The management of hyponatremic hypertensive syndrome secondary to renal artery stenosis involves correction of volume depletion and hypokalemia, blood pressure control, and definitive treatment of the underlying renal artery stenosis. Restoring intravascular volume is a priority to improve systemic perfusion and minimize further renal ischemic injury [6]. Hypertension can be controlled by administering intravenous calcium channel blockers, while diuretics are avoided to prevent exacerbation of fluid and sodium loss and further stimulation of the renin–angiotensin–aldosterone system [7]. Angiotensin-converting enzyme inhibitors and angiotensin II receptor blockers should be introduced in patients with hyponatremic hypertensive syndrome to block the over-activation of the renin–angiotensin–aldosterone system. However, they are generally contraindicated as first line antihypertensives, particularly in bilateral disease or in patients with a solitary kidney [4]. Surgical correction of renal artery stenosis can be achieved by renal angioplasty, renal artery reconstruction or unilateral nephrectomy, with the latter considered when the affected kidney contributes less than 10% to total kidney function or if percutaneous angioplasty fails [8]. In our case, the patient was initially stabilized with intravenous hydralazine, beta-blockers, captopril and calcium channel blockers, followed by successful management with left nephrectomy.

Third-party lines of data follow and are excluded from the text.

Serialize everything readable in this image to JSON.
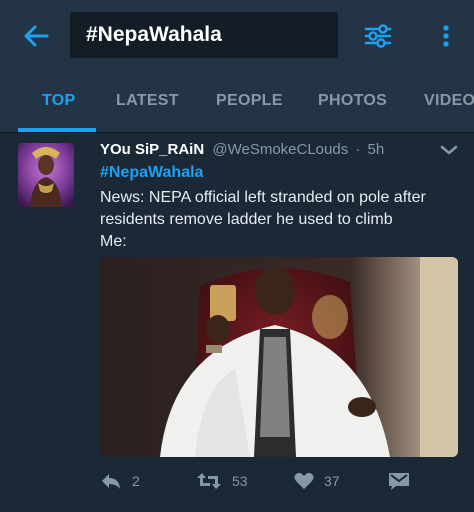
{
  "search": {
    "query": "#NepaWahala"
  },
  "tabs": [
    {
      "label": "TOP",
      "active": true
    },
    {
      "label": "LATEST",
      "active": false
    },
    {
      "label": "PEOPLE",
      "active": false
    },
    {
      "label": "PHOTOS",
      "active": false
    },
    {
      "label": "VIDEOS",
      "active": false
    }
  ],
  "tweet": {
    "display_name": "YOu SiP_RAiN",
    "handle": "@WeSmokeCLouds",
    "separator": "·",
    "time": "5h",
    "hashtag": "#NepaWahala",
    "body_lines": [
      "News: NEPA official left stranded on pole after residents remove ladder he used to climb",
      "Me:"
    ],
    "actions": {
      "reply_count": "2",
      "retweet_count": "53",
      "like_count": "37"
    }
  },
  "colors": {
    "header_bg": "#243447",
    "tweet_bg": "#1b2836",
    "accent": "#1da1f2",
    "muted": "#8899a6"
  },
  "icons": [
    "back-arrow-icon",
    "filter-sliders-icon",
    "more-vertical-icon",
    "chevron-down-icon",
    "reply-icon",
    "retweet-icon",
    "heart-icon",
    "direct-message-icon"
  ]
}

Delayed recognition and inadequate treatment of hyponatremic hypertensive syndrome can result in irreversible renal ischemia, end-organ damage, such as left ventricular hypertrophy, and neurological injury from hypertensive or hyponatremic encephalopathy [6]. The prognosis for posterior reversible encephalopathy syndrome associated with renal disease is generally favorable, with most patients recovering without lasting neurological deficits [9].
In conclusion, this rare case of unilateral renal artery stenosis in a young child emphasizes the importance of early recognition and appropriate management. This report contributes to the limited pediatric literature on hyponatremic hypertensive syndrome and advocates for heightened awareness among pediatricians managing hypertension.